FMD seems to be most commonly found in the renal (kidney) arteries and in the corotids. There are a few different types of FMD but the most common creates the appearance of a string of beads on angiography. The middle layer of the artery is abnormal and makes the artery wall bumpy and it creates webs within the artery. Blood then has a hard time getting through. It can lead to blockages, clots, anneuryms and dissections.
It’s not very common at all in the coronary arteries. I know of a few other people, and am actually in a study with a doctor in Canada who is researching FMD of the coronary arteries. My coronary arteries are not bead-like; they are skinny, really bendy and branch off in odd ways. But I have beading in several other arteries in my body — the corotids, renal, and several other places. It was diagnosed at Mayo by doing a CT of my body.

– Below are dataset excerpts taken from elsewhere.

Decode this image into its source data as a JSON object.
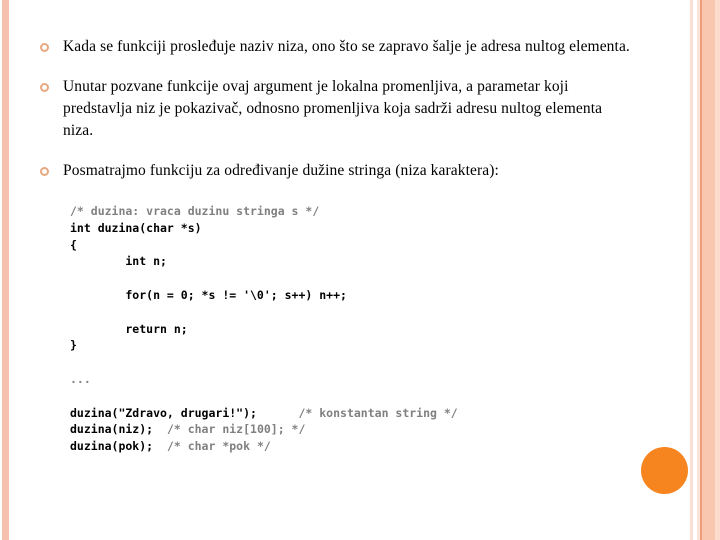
{
  "slide": {
    "background_color": "#ffffff",
    "accent_colors": {
      "bar_salmon": "#f6c1ac",
      "bar_light": "#fae0d4",
      "bar_accent_line": "#ef9f78",
      "bullet_ring": "#e8a97e",
      "orange_dot": "#f6851f",
      "comment_gray": "#808080",
      "text_black": "#000000"
    },
    "bullets": [
      {
        "marker": "hollow-circle-bullet",
        "text": "Kada se funkciji prosleđuje naziv niza, ono što se zapravo šalje je adresa nultog elementa."
      },
      {
        "marker": "hollow-circle-bullet",
        "text": "Unutar pozvane funkcije ovaj argument je lokalna promenljiva, a parametar koji predstavlja niz je pokazivač, odnosno promenljiva koja sadrži adresu nultog elementa niza."
      },
      {
        "marker": "hollow-circle-bullet",
        "text": "Posmatrajmo funkciju za određivanje dužine stringa (niza karaktera):"
      }
    ],
    "code": {
      "lines": [
        {
          "segments": [
            {
              "kind": "comment",
              "text": "/* duzina: vraca duzinu stringa s */"
            }
          ]
        },
        {
          "segments": [
            {
              "kind": "code",
              "text": "int duzina(char *s)"
            }
          ]
        },
        {
          "segments": [
            {
              "kind": "code",
              "text": "{"
            }
          ]
        },
        {
          "segments": [
            {
              "kind": "code",
              "text": "        int n;"
            }
          ]
        },
        {
          "segments": [
            {
              "kind": "code",
              "text": ""
            }
          ]
        },
        {
          "segments": [
            {
              "kind": "code",
              "text": "        for(n = 0; *s != '\\0'; s++) n++;"
            }
          ]
        },
        {
          "segments": [
            {
              "kind": "code",
              "text": ""
            }
          ]
        },
        {
          "segments": [
            {
              "kind": "code",
              "text": "        return n;"
            }
          ]
        },
        {
          "segments": [
            {
              "kind": "code",
              "text": "}"
            }
          ]
        },
        {
          "segments": [
            {
              "kind": "code",
              "text": ""
            }
          ]
        },
        {
          "segments": [
            {
              "kind": "comment",
              "text": "..."
            }
          ]
        },
        {
          "segments": [
            {
              "kind": "code",
              "text": ""
            }
          ]
        },
        {
          "segments": [
            {
              "kind": "code",
              "text": "duzina(\"Zdravo, drugari!\");      "
            },
            {
              "kind": "comment",
              "text": "/* konstantan string */"
            }
          ]
        },
        {
          "segments": [
            {
              "kind": "code",
              "text": "duzina(niz);  "
            },
            {
              "kind": "comment",
              "text": "/* char niz[100]; */"
            }
          ]
        },
        {
          "segments": [
            {
              "kind": "code",
              "text": "duzina(pok);  "
            },
            {
              "kind": "comment",
              "text": "/* char *pok */"
            }
          ]
        }
      ]
    },
    "decorations": {
      "orange_dot_label": "orange-circle-decoration"
    }
  }
}
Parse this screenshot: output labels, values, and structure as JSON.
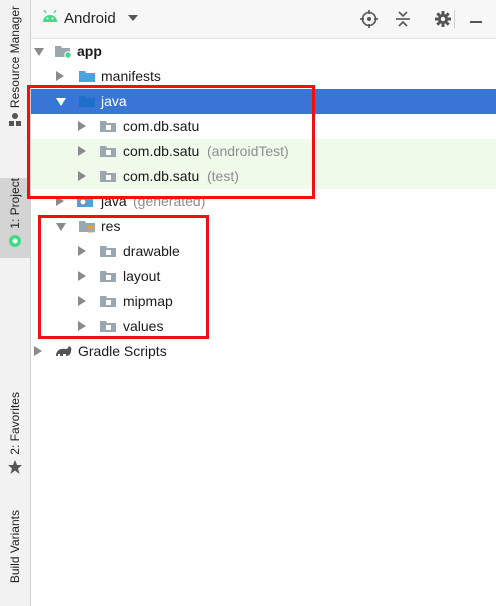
{
  "sidebar": {
    "resource_manager": "Resource Manager",
    "project": "1: Project",
    "favorites": "2: Favorites",
    "build_variants": "Build Variants"
  },
  "toolbar": {
    "title": "Android"
  },
  "tree": {
    "app": "app",
    "manifests": "manifests",
    "java": "java",
    "pkg_main": "com.db.satu",
    "pkg_android_test": "com.db.satu",
    "pkg_android_test_suffix": "(androidTest)",
    "pkg_test": "com.db.satu",
    "pkg_test_suffix": "(test)",
    "java_generated": "java",
    "java_generated_suffix": "(generated)",
    "res": "res",
    "drawable": "drawable",
    "layout": "layout",
    "mipmap": "mipmap",
    "values": "values",
    "gradle_scripts": "Gradle Scripts"
  },
  "colors": {
    "selection": "#3875d7",
    "test_background": "#effaeb",
    "highlight_box": "#ee1111",
    "folder_blue": "#4aa3df",
    "folder_gray": "#9aa7b1"
  }
}
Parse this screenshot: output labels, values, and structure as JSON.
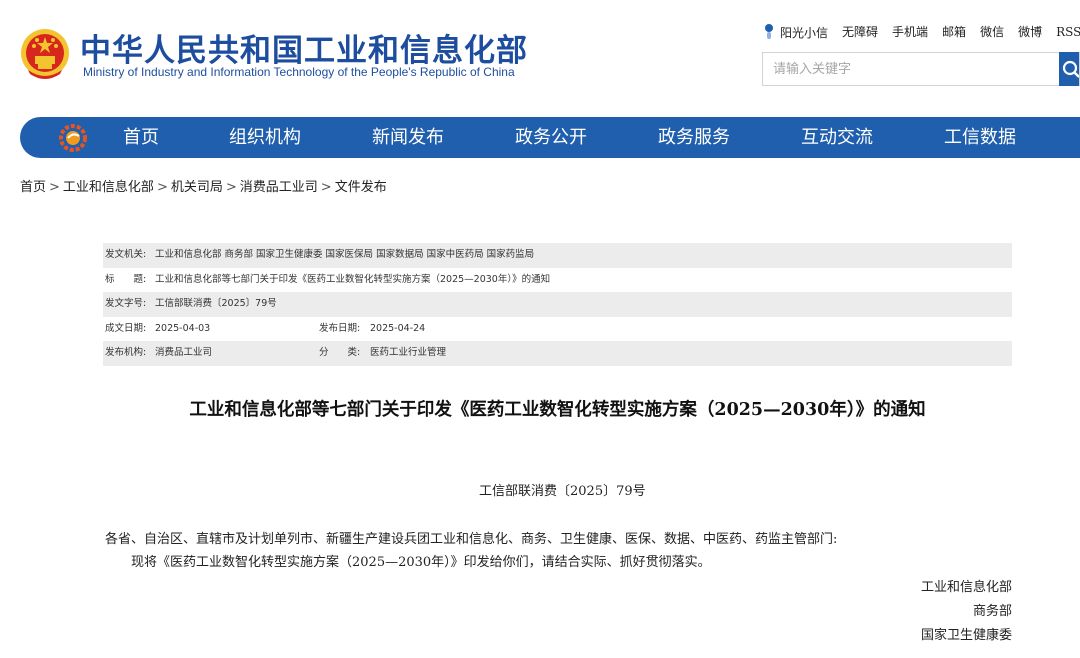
{
  "header": {
    "title_cn": "中华人民共和国工业和信息化部",
    "title_en": "Ministry of Industry and Information Technology of the People's Republic of China",
    "emblem_icon": "national-emblem-icon"
  },
  "toplinks": [
    "阳光小信",
    "无障碍",
    "手机端",
    "邮箱",
    "微信",
    "微博",
    "RSS订"
  ],
  "search": {
    "placeholder": "请输入关键字",
    "icon": "search-icon"
  },
  "nav": {
    "logo_icon": "miit-logo-icon",
    "items": [
      "首页",
      "组织机构",
      "新闻发布",
      "政务公开",
      "政务服务",
      "互动交流",
      "工信数据"
    ]
  },
  "breadcrumb": [
    "首页",
    "工业和信息化部",
    "机关司局",
    "消费品工业司",
    "文件发布"
  ],
  "info": {
    "issuer_label": "发文机关:",
    "issuer": "工业和信息化部 商务部 国家卫生健康委 国家医保局 国家数据局 国家中医药局 国家药监局",
    "title_label": "标　　题:",
    "title": "工业和信息化部等七部门关于印发《医药工业数智化转型实施方案（2025—2030年）》的通知",
    "docno_label": "发文字号:",
    "docno": "工信部联消费〔2025〕79号",
    "written_label": "成文日期:",
    "written": "2025-04-03",
    "published_label": "发布日期:",
    "published": "2025-04-24",
    "agency_label": "发布机构:",
    "agency": "消费品工业司",
    "category_label": "分　　类:",
    "category": "医药工业行业管理"
  },
  "document": {
    "title": "工业和信息化部等七部门关于印发《医药工业数智化转型实施方案（2025—2030年）》的通知",
    "doc_no": "工信部联消费〔2025〕79号",
    "para1": "各省、自治区、直辖市及计划单列市、新疆生产建设兵团工业和信息化、商务、卫生健康、医保、数据、中医药、药监主管部门:",
    "para2": "现将《医药工业数智化转型实施方案（2025—2030年）》印发给你们，请结合实际、抓好贯彻落实。",
    "signatures": [
      "工业和信息化部",
      "商务部",
      "国家卫生健康委"
    ]
  },
  "colors": {
    "brand_blue": "#1f5fae",
    "title_blue": "#1d4d9e",
    "emblem_red": "#d7261c",
    "emblem_gold": "#f4c430"
  }
}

Because there’s so little out there known about FMD, I worked with a woman I met thru an online support group to start a Midwest women’s support group. You can check out our website if you like: http://www.mwva.org
I so wanted to help create support and information for FMD and/or SCAD because nothing was out there about either condition. I was so frustrated. So, it’s great to see both subjects getting more and more attention. And it’s due to the internet connections we’ve made! I “met” you and Laura on WomenHeart around the same time as met the other woman, Kari, with FMD.
I can email you some articles if you’re interested in more about FMD. I strongly encourage you to be tested. It can start with your general MD or cardio listening to the corotid arteries, and listening to the abdominal arteries. If the blood sounds swooshy, or sounds turbulent, there is cause to look further. Ultrasounds are a great test as well.